Tu poni l’esempio dell’Iran, e possiamo brevemente analizzarlo, ma il tema che poni è di carattere generale, di più, è la vera contraddizione in atto nella sinistra occidentale, quella più largamente socialdemocratica e ambientalista. Perché se da un lato ci sono diversi modi di essere comunisti, come ti ho appena accennato, ovvero almeno tre, uno massimalista, uno multipolare, uno “diritto-civilista”, la sinistra occidentale socialdemocratica e ambientalista condivide, al pari dei “comunisti diritto-civilisti”, gli stessi valori, ovvero il sistema liberal-parlamentare è il più democratico (infatti le lobby e i grandi capitali loro non li vedono!), i diritti civili sono la pietra angolare dell’azione politica, poco serve obiettare che per un congolese prima dei diritti di genere, pur sacrosanti, vi sia il diritto a mangiare e studiare, pensano di vivere in un mondo che tuteli la libertà di espressione, quando in realtà tutte le voci dissonanti sono ridotte in Occidente all’invisibilità mediatica, il libero mercato è per loro immodificabile e una nazione come la Cina, che in trenta anni ha triplicato i salari e tolto mezzo miliardo di persone dalla povertà, è una dittatura.  Per questa sinistra e per quella parte di “comunisti” che segue tale approccio e ha fatto propria questa analisi, l’Iran è una dittatura. È inutile provare a spiegare a costoro che in Iran tutti studiano, il numero di laureati sia tra i più alti del mondo, lo stato sociale costruito con la Rivoluzione e prima inesistente garantisca casa, scuola e lavoro a una popolazione triplicata in trenta anni, le donne siano la metà dei medici in servizio, la maggioranza dei laureati e un terzo dei dirigenti di azienda, ti risponderanno sempre che le donne in Iran devono portare il velo o agiteranno qualche stupidaggine contro le religioni, dimostrando di non aver capito nulla della dimensione culturale e spirituale dei popoli che non hanno come sola divinità il consumismo capitalista e il possesso degli oggetti, tragica religione di massa degli occidentali.

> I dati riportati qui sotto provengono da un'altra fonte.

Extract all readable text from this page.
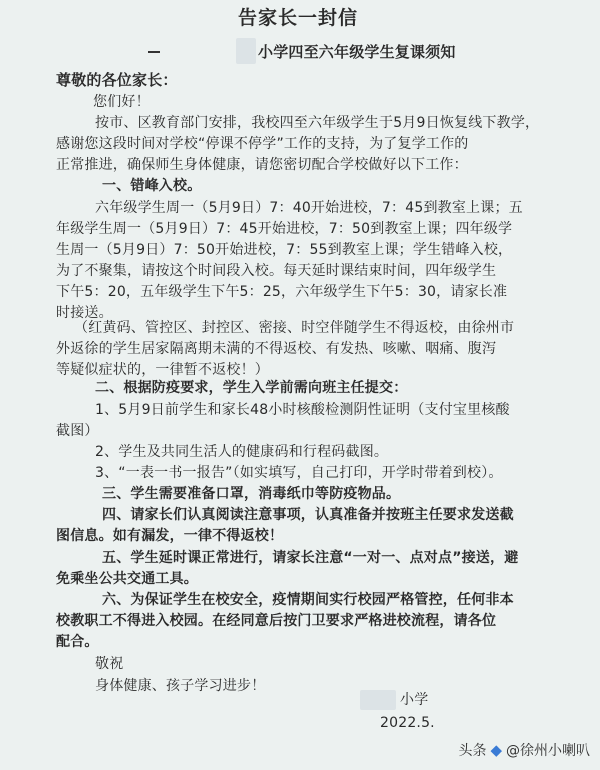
告家长一封信
小学四至六年级学生复课须知
尊敬的各位家长：
您们好！
按市、区教育部门安排，我校四至六年级学生于5月9日恢复线下教学，
感谢您这段时间对学校“停课不停学”工作的支持，为了复学工作的
正常推进，确保师生身体健康，请您密切配合学校做好以下工作：
一、错峰入校。
六年级学生周一（5月9日）7：40开始进校，7：45到教室上课；五
年级学生周一（5月9日）7：45开始进校，7：50到教室上课；四年级学
生周一（5月9日）7：50开始进校，7：55到教室上课；学生错峰入校，
为了不聚集，请按这个时间段入校。每天延时课结束时间，四年级学生
下午5：20，五年级学生下午5：25，六年级学生下午5：30，请家长准
时接送。
（红黄码、管控区、封控区、密接、时空伴随学生不得返校，由徐州市
外返徐的学生居家隔离期未满的不得返校、有发热、咳嗽、咽痛、腹泻
等疑似症状的，一律暂不返校！）
二、根据防疫要求，学生入学前需向班主任提交：
1、5月9日前学生和家长48小时核酸检测阴性证明（支付宝里核酸
截图）
2、学生及共同生活人的健康码和行程码截图。
3、“一表一书一报告”（如实填写，自己打印，开学时带着到校）。
三、学生需要准备口罩，消毒纸巾等防疫物品。
四、请家长们认真阅读注意事项，认真准备并按班主任要求发送截
图信息。如有漏发，一律不得返校！
五、学生延时课正常进行，请家长注意“一对一、点对点”接送，避
免乘坐公共交通工具。
六、为保证学生在校安全，疫情期间实行校园严格管控，任何非本
校教职工不得进入校园。在经同意后按门卫要求严格进校流程，请各位
配合。
敬祝
身体健康、孩子学习进步！
小学
2022.5.
头条 ◆ @徐州小喇叭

  • Qual è la posizione dell’establishment iraniano nei confronti del socialismo? Socialismo e religione sono, in quale misura, conciliabili?

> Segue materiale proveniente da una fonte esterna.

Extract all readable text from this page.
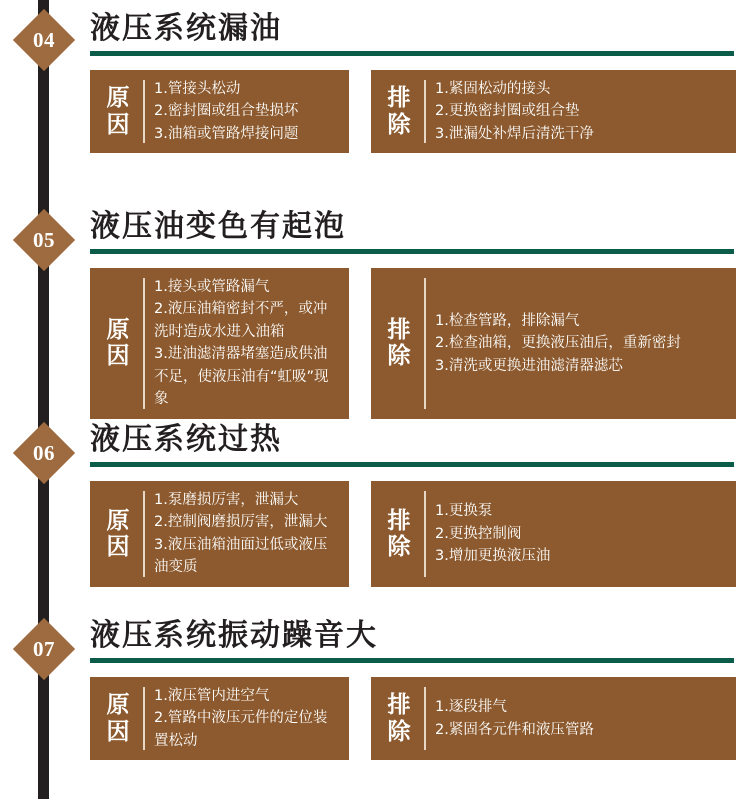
04	液压系统漏油
原因
1.管接头松动
2.密封圈或组合垫损坏
3.油箱或管路焊接问题
排除
1.紧固松动的接头
2.更换密封圈或组合垫
3.泄漏处补焊后清洗干净
05	液压油变色有起泡
原因
1.接头或管路漏气
2.液压油箱密封不严，或冲
洗时造成水进入油箱
3.进油滤清器堵塞造成供油
不足，使液压油有“虹吸”现象
排除
1.检查管路，排除漏气
2.检查油箱，更换液压油后，重新密封
3.清洗或更换进油滤清器滤芯
06	液压系统过热
原因
1.泵磨损厉害，泄漏大
2.控制阀磨损厉害，泄漏大
3.液压油箱油面过低或液压油变质
排除
1.更换泵
2.更换控制阀
3.增加更换液压油
07	液压系统振动躁音大
原因
1.液压管内进空气
2.管路中液压元件的定位装置松动
排除
1.逐段排气
2.紧固各元件和液压管路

Il sistema sociale ed economico nato con la Rivoluzione iraniana, che ha sancito l’irruzione dello spirituale nel politico, ha avuto ai suoi albori la necessità di distinguersi dai due apparati ideologici della Guerra Fredda. Oggi il mondo è totalmente diverso, i dirigenti iraniani non parleranno mai di socialismo, ma il ruolo che svolgono in Medioriente, l’azione sociale condotta nella loro patria, la forte concreta e dichiarata azione a fianco di Cina e Russia per un mondo multipolare sono con tutta palese evidenza la dimostrazione che l’Iran rivoluzionario è una nazione fondamentale per la costruzione di un futuro di pace. In un futuro prossimo non dubito che una parte del pensiero marxista persiano, di cui Ali Shariati è stato tra i più brillanti interpreti, possa avere una maggiore risonanza nel dibattito iraniano culturale e politico, ma ritengo che ora, in questo quadro di conflitto mondiale, sia prematuro. Trovo tuttavia che tu ponga, con la relazione tra marxismo e Rivoluzione iraniana, un altro punto importante nel nostro discorso, ovvero la totale autoreferenzialità della maggioranza dei marxisti occidentali, per mia fortuna faccio parte di una organizzazione politica che al suo interno riflette e studia i contributi creativi apportati dalle organizzazioni e dagli studiosi marxisti di tutto il mondo, in Occidente i comunisti son quasi tutti “guevaristi” e “castristi”, però poi all’atto pratico un documento dei marxisti laotiani o dei coreano-popolari non lo leggerebbero mai, un atteggiamento che io e i miei compagni di partito riteniamo sbagliato e un po’ supponente.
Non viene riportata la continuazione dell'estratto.